When I arrived at the house, Vit rushed through the door and onto the front walk to greet me. He gave me a hug, which seemed weird, but after all he was foreign and didn't know better. He thanked my mother politely, which made her smile, and waved as she drove off.
"Now, you meet everybody," Vit said. He walked me up to his front door. "We have a tradition. First, I hug you at the door. Then next."
The door opened. My eyes went wide in surprise. What had been revealed was a line of people. Vit's father, who had opened the door, turned away immediately and headed to the back of the line.
Vit turned in the doorway and clasped me by the shoulders again. This time, I didn't return the gesture. I was too stunned. All of this friendly touching seemed overwhelming. Anyway, he seemed to put an angel in the next spot.
"This is my sister," he said. He bowed slightly.
"Oh, he looks adorable," she murmured. But I barely heard her. She was tall, almost like an adult. She crouched down to me. Her accent was heavy and her voice was so soft that I didn't completely understand her words. None of that mattered. She could have cursed at me softly in her slavic tongue and I would have heard a heavenly host singing a chorus behind her. When she hugged me it was like floating in a sea of blonde hair, honey, and flowers. Then she stood and said something in another language and followed it with, "Welcome."
She stepped to the side. Her mother stepped up. To my shock, she hugged me, too. It was getting to be too much. She smelled different. Her dress was rougher, a little cheaper. She laughed as I squirmed. Then I relaxed.
Again, she said something in another language. She stood and said, "I am glad to meet you. You are welcome."
When she stepped aside, Vit's father shuffled forward. He seemed like a giant of a man but he had lost the honor of seniority during a whispered argument with his mother, apparently. The older woman had pushed him forward.
"Vit says you are a smart boy and nice," he told me. His accent was thick but his words were clear. It seemed apparent that he spoke English every day at work, unlike his wife or his mother.
"T-Thank you," I stuttered, not knowing what else to say. I looked to Vit for help. He tried to encourage me with a nod and a smile.
"We must seem very strange to you," Vit's father continued. He bent and gave me a quick hug, as if he knew how awkward this all seemed. He was right in that I couldn’t ever remember being held like this, not by another boy or girl, not by a grownup, nobody. At that point, I hadn’t hugged a dog. The big man smelled like foreign cologne. Fortunately, he backed up. "It is our tradition to welcome you." He spoke a few words in another language and said, in English, "You are welcome."
Finally, Vit's grandmother stepped forward.
"She doesn't speak English," Vit blurted. His sister, mother, and father all uttered English and slavic phrases in agreement.
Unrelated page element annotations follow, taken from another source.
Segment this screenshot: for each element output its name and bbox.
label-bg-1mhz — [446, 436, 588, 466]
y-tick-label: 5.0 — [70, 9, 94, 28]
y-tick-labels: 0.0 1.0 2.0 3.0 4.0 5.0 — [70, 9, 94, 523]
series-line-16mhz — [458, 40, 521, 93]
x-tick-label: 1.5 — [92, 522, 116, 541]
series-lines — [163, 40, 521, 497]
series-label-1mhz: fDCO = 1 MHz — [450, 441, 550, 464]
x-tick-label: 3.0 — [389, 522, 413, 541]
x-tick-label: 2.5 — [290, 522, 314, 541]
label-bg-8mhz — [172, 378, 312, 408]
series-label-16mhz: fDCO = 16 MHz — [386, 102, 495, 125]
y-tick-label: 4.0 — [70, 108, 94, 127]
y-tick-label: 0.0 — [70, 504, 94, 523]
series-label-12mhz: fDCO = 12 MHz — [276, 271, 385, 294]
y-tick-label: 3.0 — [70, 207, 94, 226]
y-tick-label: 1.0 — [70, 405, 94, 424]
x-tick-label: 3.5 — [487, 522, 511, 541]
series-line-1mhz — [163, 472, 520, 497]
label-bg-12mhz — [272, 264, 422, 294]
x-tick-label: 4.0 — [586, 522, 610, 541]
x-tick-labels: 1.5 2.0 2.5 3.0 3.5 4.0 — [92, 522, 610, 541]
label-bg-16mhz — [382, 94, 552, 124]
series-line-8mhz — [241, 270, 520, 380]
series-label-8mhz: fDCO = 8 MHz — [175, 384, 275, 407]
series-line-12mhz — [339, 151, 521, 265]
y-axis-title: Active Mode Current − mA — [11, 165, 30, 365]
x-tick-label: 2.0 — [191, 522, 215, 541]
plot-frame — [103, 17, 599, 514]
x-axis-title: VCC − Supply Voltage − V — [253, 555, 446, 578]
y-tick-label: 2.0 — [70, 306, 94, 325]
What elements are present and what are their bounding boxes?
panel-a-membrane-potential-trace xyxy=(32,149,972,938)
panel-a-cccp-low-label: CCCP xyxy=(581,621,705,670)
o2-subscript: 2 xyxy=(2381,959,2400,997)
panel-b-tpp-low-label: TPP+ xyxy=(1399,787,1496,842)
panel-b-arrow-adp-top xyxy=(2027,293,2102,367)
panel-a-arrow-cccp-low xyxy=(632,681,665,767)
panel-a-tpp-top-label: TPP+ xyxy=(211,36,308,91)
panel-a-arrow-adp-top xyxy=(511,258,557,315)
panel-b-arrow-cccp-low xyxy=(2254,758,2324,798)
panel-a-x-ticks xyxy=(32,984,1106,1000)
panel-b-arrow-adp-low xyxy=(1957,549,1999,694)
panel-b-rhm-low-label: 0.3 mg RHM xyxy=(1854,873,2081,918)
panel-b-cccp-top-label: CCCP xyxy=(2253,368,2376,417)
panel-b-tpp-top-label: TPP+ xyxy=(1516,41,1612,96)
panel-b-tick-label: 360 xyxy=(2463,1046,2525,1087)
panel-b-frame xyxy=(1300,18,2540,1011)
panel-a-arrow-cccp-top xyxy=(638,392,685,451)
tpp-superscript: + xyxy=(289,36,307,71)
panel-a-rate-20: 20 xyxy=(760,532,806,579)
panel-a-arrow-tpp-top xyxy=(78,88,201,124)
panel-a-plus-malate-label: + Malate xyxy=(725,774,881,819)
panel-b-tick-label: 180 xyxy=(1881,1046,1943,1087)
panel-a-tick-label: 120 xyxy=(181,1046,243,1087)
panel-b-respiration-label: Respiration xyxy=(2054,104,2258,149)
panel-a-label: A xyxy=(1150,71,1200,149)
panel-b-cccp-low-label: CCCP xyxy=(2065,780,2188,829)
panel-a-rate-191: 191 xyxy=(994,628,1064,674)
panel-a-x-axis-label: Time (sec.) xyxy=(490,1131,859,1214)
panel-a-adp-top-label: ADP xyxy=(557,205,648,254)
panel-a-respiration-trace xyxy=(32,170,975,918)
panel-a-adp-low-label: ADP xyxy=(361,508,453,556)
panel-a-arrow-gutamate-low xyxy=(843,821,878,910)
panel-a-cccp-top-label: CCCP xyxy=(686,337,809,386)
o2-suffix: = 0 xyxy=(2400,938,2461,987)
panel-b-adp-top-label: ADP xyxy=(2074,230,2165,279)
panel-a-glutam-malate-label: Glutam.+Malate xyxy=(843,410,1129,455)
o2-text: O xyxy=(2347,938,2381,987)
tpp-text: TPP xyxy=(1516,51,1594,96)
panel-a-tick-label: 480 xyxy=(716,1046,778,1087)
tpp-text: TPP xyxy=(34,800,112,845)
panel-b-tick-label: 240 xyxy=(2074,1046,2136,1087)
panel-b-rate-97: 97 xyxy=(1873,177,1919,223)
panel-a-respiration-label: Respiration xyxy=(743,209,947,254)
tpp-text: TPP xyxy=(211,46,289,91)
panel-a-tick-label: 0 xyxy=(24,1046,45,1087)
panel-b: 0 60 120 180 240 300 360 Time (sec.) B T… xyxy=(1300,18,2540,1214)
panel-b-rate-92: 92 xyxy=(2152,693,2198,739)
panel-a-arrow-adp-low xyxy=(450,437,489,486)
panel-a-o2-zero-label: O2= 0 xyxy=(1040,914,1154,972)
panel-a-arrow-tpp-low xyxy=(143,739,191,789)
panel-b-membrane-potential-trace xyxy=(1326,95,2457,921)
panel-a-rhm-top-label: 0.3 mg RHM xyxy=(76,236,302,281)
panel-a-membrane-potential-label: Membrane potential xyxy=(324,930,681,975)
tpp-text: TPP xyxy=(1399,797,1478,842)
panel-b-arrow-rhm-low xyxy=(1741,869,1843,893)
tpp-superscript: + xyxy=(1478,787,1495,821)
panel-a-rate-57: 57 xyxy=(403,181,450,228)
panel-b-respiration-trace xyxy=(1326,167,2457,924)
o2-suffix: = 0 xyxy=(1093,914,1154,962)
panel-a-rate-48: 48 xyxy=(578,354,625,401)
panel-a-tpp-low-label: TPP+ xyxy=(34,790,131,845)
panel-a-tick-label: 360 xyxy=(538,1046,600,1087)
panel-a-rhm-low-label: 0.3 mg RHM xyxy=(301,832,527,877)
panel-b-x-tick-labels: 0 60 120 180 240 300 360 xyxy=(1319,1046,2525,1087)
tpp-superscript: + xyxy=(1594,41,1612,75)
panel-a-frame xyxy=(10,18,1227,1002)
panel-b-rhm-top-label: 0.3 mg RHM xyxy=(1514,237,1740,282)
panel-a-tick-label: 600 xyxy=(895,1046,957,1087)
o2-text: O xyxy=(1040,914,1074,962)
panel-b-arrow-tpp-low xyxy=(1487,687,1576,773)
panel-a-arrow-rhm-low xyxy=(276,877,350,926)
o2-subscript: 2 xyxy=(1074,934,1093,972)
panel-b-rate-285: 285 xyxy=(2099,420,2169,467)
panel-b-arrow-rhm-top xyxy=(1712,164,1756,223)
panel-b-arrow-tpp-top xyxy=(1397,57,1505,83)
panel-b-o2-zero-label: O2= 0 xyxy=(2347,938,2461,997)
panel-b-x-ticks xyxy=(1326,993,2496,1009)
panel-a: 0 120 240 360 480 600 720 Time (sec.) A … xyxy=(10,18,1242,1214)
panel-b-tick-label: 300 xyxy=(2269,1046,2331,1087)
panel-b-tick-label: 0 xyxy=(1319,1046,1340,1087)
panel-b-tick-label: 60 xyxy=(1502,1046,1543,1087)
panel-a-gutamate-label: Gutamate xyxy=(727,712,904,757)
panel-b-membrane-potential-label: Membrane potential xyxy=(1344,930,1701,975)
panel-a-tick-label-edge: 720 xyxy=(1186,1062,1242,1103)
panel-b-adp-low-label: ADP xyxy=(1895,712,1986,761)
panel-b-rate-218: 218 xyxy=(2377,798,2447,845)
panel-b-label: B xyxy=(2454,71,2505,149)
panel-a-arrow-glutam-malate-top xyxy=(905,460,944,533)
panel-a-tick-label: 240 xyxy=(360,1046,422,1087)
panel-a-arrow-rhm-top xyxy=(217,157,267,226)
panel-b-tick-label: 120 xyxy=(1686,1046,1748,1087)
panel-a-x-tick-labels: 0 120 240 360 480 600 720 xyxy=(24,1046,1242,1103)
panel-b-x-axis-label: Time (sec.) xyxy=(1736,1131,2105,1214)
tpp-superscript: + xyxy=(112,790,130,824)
"It is fine," said Vit's father. "Just step forward and let her welcome you."
Her hair was so grey that really it was white. Her expression seemed solemn except for her eyes, which twinkled with a sort of humor that reminded me immediately of Vit and his sister. Those eyes took an amused view of the world.
When she lowered herself for the embrace, her dress felt rough but her body, soft. I was getting adjusted to this weird amount of touching. The closest thing I'd had before was when the cats slept on me or when my brother had a nightmare and got into my bed along with the cats. This was different and better. Vit's grandmother smelled of spices, butter, and fresh bread, too, as if she had been baking. She had. I didn't know it but I was about to sit down to one of the best meals of my life.
The white-haired woman said a few slavic words, released me, spoke with Vit's father, grabbed me again, shook me, squeezed me and laughed, and finally let me go and stood up.
In a thick accent, after a prompt from Vir's father, she said, "Welcome."